Jakarta (ANTARA News) - Croplife Indonesia memperkirakan pangsa pasar pestisida palsu dan ilegal di Tanah Air mencapai Rp400 miliar atau sekitar 10 persen dari total pasar obat-obatan pembasmi hama dan penyakit tanaman tersebut secara nasional.

Direktur Eksekutif Croplife Indonesia Agung Kurniawan di Jakarta, Rabu mengatakan, pada 2010 Masyarakat Indonesia Anti Pemalsuan (MIAP) bahkan mengungkapkan kerugian pemerintah Indonesia dari produk palsu dan ilegal pada 12 sektor industri mencapai Rp37 triliun, yang mana 15 persen dari pestisida yang dijual di Tanah Air adalah palsu dan ilegal.

"Saat ini diperkirakan ada sekitar 4000 lebih jenis pestisida yang terdaftar di Kementerian Pertanian," katanya saat berbicara pada program Kelas Pestisida untuk Media.

Menurut dia, saat ini pelaku pemalsuan pestisida semakin profesional .Selain itu, modusnya juga semakin canggih sehingga produk-produk obat-obatan pembasmi hama dan penyakit tanaman yang asli dengan yang palsu ataupun ilegal sulit dibedakan secara kasat mata.

Agung menyatakan, pihaknya pada 2017 telah melakukan pemetaan terhadap sejumlah wilayah sentra pertanian yang marak peredaran serta produksi pestisida palsu yang mana di Pulau Jawa yang termasuk "zona merah" yakni Kabupaten Subang dan Karawang, Jawa Barat, Kabupaten Brebes Jawa Tengah, Jember dan Probolinggo Jawa Timur.

"Untuk `zona merah` ini tidak hanya sebagai tempat peredaran namun juga produksi pestisida palsu.
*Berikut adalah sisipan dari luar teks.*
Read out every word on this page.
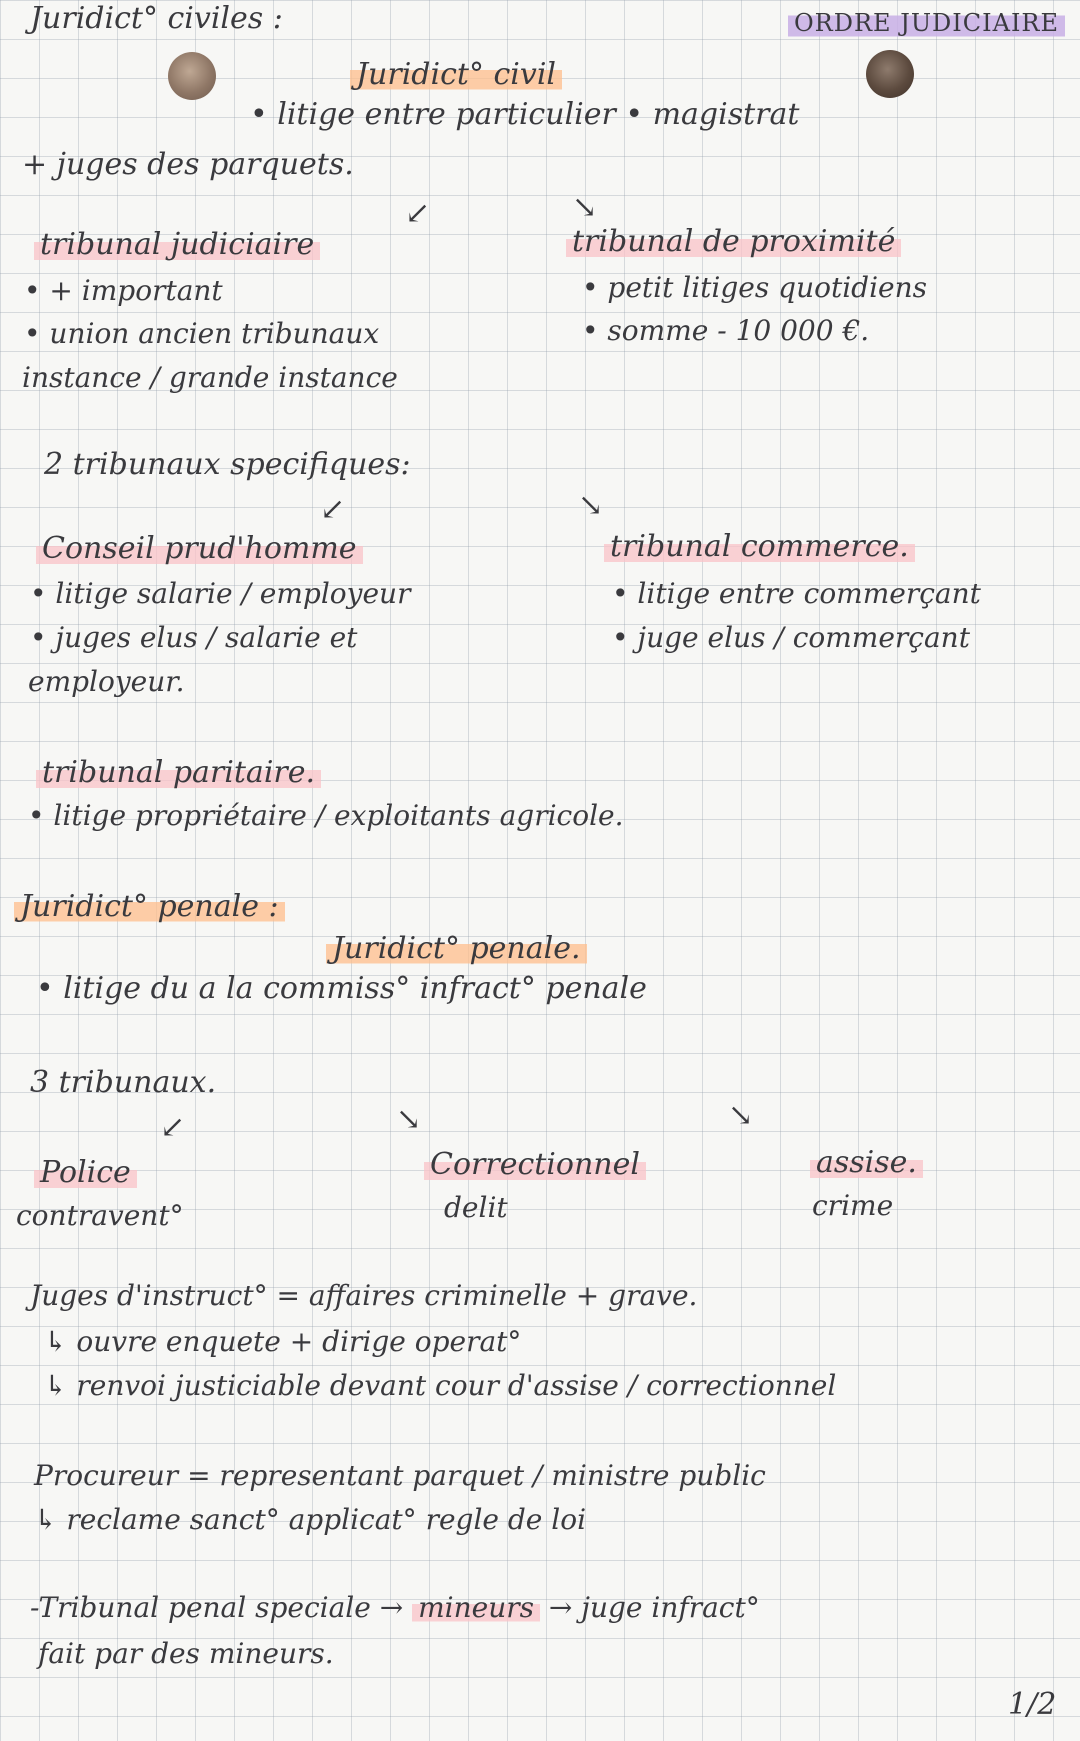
Juridict° civiles :	ORDRE JUDICIAIRE
Juridict° civil
• litige entre particulier • magistrat
+ juges des parquets.
↙	↘
tribunal judiciaire
• + important
• union ancien tribunaux
instance / grande instance
tribunal de proximité
• petit litiges quotidiens
• somme - 10 000 €.
2 tribunaux specifiques:
↙	↘
Conseil prud'homme
• litige salarie / employeur
• juges elus / salarie et
employeur.
tribunal commerce.
• litige entre commerçant
• juge elus / commerçant
tribunal paritaire.
• litige propriétaire / exploitants agricole.
Juridict° penale :
Juridict° penale.
• litige du a la commiss° infract° penale
3 tribunaux.
↙	↘	↘
Police
contravent°
Correctionnel
delit
assise.
crime
Juges d'instruct° = affaires criminelle + grave.
↳ ouvre enquete + dirige operat°
↳ renvoi justiciable devant cour d'assise / correctionnel
Procureur = representant parquet / ministre public
↳ reclame sanct° applicat° regle de loi
-Tribunal penal speciale → mineurs → juge infract°
fait par des mineurs.
1/2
Peredaran (pestisida palsu) tak hanya di zona merah bahkan sudah di luar daerah itu," katanya.

Jenis-jenis pestisida palsu dan ilegal yang banyak beredar di pasaran, tambahnya, tertinggi untuk tanaman hortikultura, kemudian tanaman perkebunan dan tanaman pangan.

Sementara itu, Kepala Unit V Subdit I Direktorat Tindak Pidana Tertentu Bareskrim Polri AKBP Sugeng Irianto mengatakan penggunaan pestisida palsu memliki dampak kesehatan terhadap petani serta terhadap lingkungan.

Menurut dia, peredaran pestisida palsu dan ilegal diatur dalam UU no 12 tahun 1992 tentang Sistem Budidaya Tanaman, jika terbukti hukuman maksimal lima tahun penjara dan denda maksimal Rp250 juta, kemudian UU no 8 tahun 1999 tentang Perlindungan Konsumen dengan hukuman maksimal lima tahun penjara atau dendan sebesar Rp2 miliar.

Selain itu, juga diatur dalam UU no 20 tahun 2016 tentang Merek dan Indikasi Geografis dengan hukuman penjara maksimal 10 tahun dan atau denda maksimal Rp5 miliar.

Menyinggung kasus-kasus pemalsuan ataupun peredaran pestisida palsu dan ilegal yang sudah ditangani kepolisian, Sugeng tidak menyebutkan angka pasti namun demikian setiap tahun sekitar empat-lima kasus serupa masuk ke kepolisian.

Dia mengakui, penanganan kasus peredaran pestisida palsu dan ilegal menunggu laporan masyarakat, sementara itu masyarakat selama ini pasif untuk melaporkan ke aparat jika didapati tindak kejahatan tersebut.

Terkait upaya penanggulangan peredaran pestisida palsu di pasaran, Agung Kurniawan menambahkan, pihaknya terus-menerus memberikan pendidikan dan informasi melalui berbagai kegiatan, baik kepada petani, penyuluh pertanian, pedagang obat-obatan hama termasuk ke media.

"Tujuan kegiatan (Kelas pestisida untuk Media) ini diharapkan media memberikan informasi yang tepat bagi petani mengenai produk pestisida palsu dan ilegal sehingga petani lebih bijak dalam memilih dan penggunakan pestisida," katanya.

Ke depan pihaknya juga akan meningkatkan kerja sama dengan kementerian ataupun lembaga terkait untuk melakukan melakukan kampanye dan edukasi ke masyarakat sehingga peredaran pestisida palsu dan ilegal dapat ditekan.